Say that person $A$ thinks that a certain proportion is $0.3$, person $B$ thinks that a certrain proportion in a population is $0.7$. We have a $Beta(4,4)$ prior. How can one mathemtically prove that the prior does not favor the pre-knowledge of either of the persons?
I would say that a beta PDF with $a=b$ is symmetric.
Also If we fill in $p(x; a,b)= 1/\beta({a,b}) \cdot x^{a-1}(1-x)^{\beta -1}$ for $a=b=4$, and $x=0.3, x=0.7$ respectively we have that $p(0.3)=p(0.7)$. But I'm not totally sure what this demonstrates.
Can anybody help?
It is a matter of interpretation, meaning, how one links mathematical properties to aspects of the phenomenon under study.
For a Beta distribution with both coefficients equal, the expected value is equal to the mode, and it is always equal to $\frac 12$. More over both parameters equal lead to a symmetric distribution around the mean, as one can verify by checking the skewness coefficient of the distribution.
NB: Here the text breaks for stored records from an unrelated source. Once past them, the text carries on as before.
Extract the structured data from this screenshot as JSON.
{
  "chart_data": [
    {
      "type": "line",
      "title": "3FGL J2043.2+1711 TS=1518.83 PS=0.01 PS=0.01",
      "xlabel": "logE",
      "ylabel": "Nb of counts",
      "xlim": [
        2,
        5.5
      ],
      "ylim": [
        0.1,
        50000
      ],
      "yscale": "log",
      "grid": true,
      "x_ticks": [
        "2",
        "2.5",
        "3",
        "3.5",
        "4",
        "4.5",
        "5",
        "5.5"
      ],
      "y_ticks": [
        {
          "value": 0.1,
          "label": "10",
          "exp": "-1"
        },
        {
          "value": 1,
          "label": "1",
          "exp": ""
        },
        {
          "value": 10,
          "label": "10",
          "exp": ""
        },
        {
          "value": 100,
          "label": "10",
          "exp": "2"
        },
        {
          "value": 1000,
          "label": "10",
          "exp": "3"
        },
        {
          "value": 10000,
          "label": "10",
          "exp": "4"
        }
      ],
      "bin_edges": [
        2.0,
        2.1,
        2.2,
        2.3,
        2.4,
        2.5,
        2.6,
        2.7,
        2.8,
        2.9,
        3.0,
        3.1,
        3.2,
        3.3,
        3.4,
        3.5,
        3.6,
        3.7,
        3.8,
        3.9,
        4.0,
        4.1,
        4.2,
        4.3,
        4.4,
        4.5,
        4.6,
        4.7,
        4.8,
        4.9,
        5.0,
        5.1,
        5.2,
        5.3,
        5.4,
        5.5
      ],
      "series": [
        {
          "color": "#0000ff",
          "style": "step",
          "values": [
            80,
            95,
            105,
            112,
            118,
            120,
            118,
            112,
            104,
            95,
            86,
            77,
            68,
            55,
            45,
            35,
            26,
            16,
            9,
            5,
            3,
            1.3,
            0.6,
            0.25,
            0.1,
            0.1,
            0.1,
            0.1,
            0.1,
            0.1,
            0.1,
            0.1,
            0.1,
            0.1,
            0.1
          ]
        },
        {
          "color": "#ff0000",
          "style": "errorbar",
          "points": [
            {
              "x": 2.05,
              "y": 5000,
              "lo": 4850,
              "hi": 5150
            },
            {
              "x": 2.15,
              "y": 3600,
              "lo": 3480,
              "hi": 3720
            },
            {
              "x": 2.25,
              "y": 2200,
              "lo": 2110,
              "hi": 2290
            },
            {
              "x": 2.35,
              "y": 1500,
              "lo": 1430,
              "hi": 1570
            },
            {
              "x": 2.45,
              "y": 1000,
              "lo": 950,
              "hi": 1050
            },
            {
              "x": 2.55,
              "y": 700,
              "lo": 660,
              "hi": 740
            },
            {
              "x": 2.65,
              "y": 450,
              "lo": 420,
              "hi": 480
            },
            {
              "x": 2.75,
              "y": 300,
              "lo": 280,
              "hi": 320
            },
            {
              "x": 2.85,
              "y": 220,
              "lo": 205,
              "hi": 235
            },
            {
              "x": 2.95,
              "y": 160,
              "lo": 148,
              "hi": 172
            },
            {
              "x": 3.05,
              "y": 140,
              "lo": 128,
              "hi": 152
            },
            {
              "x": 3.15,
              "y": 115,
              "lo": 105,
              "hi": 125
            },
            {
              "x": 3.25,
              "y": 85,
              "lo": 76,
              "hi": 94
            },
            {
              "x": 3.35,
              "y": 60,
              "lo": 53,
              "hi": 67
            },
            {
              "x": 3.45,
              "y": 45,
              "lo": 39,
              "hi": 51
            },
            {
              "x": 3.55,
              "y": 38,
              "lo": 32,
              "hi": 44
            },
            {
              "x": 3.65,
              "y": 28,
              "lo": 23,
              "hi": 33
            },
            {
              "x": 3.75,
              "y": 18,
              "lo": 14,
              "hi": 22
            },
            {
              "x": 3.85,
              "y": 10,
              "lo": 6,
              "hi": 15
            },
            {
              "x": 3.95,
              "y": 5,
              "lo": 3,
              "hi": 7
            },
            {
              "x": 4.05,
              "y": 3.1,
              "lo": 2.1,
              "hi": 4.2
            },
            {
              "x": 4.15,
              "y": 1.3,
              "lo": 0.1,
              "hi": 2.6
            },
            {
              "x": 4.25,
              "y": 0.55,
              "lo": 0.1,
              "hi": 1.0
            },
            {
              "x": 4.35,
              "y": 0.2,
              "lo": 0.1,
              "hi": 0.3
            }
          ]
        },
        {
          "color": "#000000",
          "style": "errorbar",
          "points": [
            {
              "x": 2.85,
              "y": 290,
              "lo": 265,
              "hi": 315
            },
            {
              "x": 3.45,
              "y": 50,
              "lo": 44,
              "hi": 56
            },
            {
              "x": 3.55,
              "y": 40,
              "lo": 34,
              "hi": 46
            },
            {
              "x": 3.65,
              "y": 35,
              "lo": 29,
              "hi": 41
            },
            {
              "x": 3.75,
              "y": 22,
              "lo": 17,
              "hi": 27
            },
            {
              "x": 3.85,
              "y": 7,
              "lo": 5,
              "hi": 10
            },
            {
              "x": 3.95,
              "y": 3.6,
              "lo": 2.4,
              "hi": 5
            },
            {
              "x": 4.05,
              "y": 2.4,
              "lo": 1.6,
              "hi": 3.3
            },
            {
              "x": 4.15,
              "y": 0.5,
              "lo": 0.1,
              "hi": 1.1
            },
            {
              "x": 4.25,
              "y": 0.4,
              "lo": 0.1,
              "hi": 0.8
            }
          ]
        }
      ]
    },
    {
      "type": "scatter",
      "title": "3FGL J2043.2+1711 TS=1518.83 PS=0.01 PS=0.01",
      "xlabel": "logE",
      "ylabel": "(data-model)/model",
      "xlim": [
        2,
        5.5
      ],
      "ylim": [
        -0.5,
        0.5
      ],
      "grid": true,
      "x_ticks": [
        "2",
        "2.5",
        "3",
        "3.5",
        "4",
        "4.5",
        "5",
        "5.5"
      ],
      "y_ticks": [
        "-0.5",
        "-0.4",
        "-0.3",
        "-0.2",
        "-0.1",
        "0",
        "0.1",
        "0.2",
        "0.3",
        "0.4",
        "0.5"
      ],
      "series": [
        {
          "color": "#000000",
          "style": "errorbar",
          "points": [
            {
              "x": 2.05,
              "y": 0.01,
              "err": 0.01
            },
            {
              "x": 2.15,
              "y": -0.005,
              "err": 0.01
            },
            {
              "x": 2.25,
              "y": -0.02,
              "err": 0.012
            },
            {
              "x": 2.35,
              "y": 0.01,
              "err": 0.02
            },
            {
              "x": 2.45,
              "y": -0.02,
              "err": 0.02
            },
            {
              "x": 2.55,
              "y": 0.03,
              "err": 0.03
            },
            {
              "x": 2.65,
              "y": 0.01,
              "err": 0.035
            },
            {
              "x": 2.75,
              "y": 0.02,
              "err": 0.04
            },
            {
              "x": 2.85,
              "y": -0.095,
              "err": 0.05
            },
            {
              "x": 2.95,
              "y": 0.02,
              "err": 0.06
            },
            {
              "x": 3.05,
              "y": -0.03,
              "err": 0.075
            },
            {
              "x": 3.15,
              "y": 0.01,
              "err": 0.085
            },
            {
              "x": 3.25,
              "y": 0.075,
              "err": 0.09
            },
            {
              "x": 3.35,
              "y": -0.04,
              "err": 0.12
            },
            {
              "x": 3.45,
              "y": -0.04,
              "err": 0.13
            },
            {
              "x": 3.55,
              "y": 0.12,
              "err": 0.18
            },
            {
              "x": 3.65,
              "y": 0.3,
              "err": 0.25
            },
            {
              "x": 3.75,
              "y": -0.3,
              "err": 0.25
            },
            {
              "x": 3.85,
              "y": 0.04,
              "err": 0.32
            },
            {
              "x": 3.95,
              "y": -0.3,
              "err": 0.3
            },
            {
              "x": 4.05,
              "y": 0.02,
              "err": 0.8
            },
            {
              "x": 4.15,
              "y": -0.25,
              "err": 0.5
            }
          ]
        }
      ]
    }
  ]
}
So expected value = mode = median. One could then reasonably argue that since these three characteristics of the distribution coincide, the predominant belief embodied in such a prior is expressed by this point.
The values $0.7$ and $0.3$ are equally distant from the common point. This means that the value of the density function, evaluated at $0.3$ and at $0.7$ is equal. And although in continuous distributions the values of the density do not represent probabilities, in combination with symmetry around the median, it is immediate that $P(0.3-\varepsilon\le y \le 0.3+\varepsilon)$ = $P(0.7-\varepsilon\le y \le 0.7+\varepsilon)$ $\forall \varepsilon >0$. So they are "equally likely" given this prior, and in that sense the prior does not favor either one.